Your using that platform as we speak.Intel..
Welcome to more ways to skin a cat"<--has to be a cat all the time! I love Cats by-the-way
-Marc
Bracewell wrote:Xris - Yep, me too and we have a couple of good questions still outstanding. However, one of your questions was about how light can be slowed. This is my version and it won't matter too much if my memory is a bit faulty on the facts.
Long ago a machine was made using a beam of light and rotating mirrors to measure the speed of light and after many adjustments it gave consistent results but the scientists noticed a very strange thing about the results as it did not seem to matter in what direction or in what circumstances the measurements were done, the result was always the same. The machine was so accurate it should have detected the rotational surface speed of the planet and, or the orbital speed of the planet around the sun. At first this was explained as some kind of experimental aberration but slowly it dawned that the results were real.

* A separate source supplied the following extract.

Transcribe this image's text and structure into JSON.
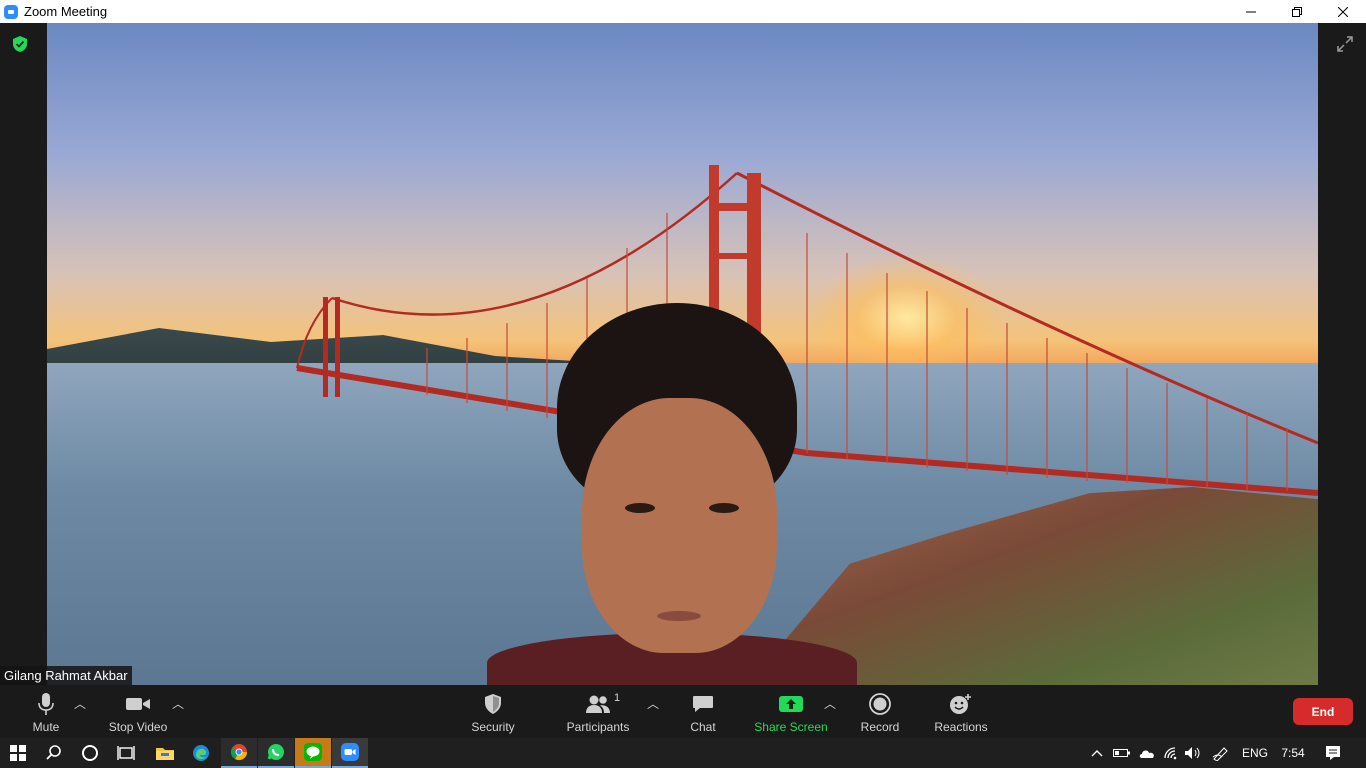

All hell broke out in the scientific world because these results were rocking the very foundation of physics. After all, this meant that time based calculations of speed were not additional or whatever in all circumstances. As mathematics did not work any more learned people were ready to tear out the foundations. If this forum had existed then it would have attracted the attention of everyone from scientists to mystics (maybe as it does now you might say).
Some got close but along came our hero of this story, Einstein, who bravely suggested that the only explanation was that fundamentally time must be different in each circumstance of each experiment and he gave pretty good mathematical directions on how to correct time for each experiment. As you can imagine it went down like a lead balloon. However, it began to dawn that maybe this fellow was correct because he also made some stunning mathematical predictions about the bending of light and the precession of the planet Mercury. All of a sudden mathematics worked again and most scientists breathed easy. But Einstein did not just introduce new mathematics, oh no, he also introduced a new concept that the very presence of a large mass, or gravity , is the reason that these corrections need to be made and similarly so with speed. So, it wasn't then just a bit of mathematical hocus-pocus that made him great but the introduction into physics of a fundamental and fantastic new concept supported by mathematics. Since then science has progressed at a blistering pace and without these advances I would not be able to communicate on a machine like this ('B' thing).
However, there is an ironic postscript to this story because it turns out the experiments to measure the speed of light did not determine the speed correctly as it was not strictly speaking light at all that was being measured. It just shows you can start with a bunkum model and still get it correct, which was something I think James Clerk Maxwell knew all along.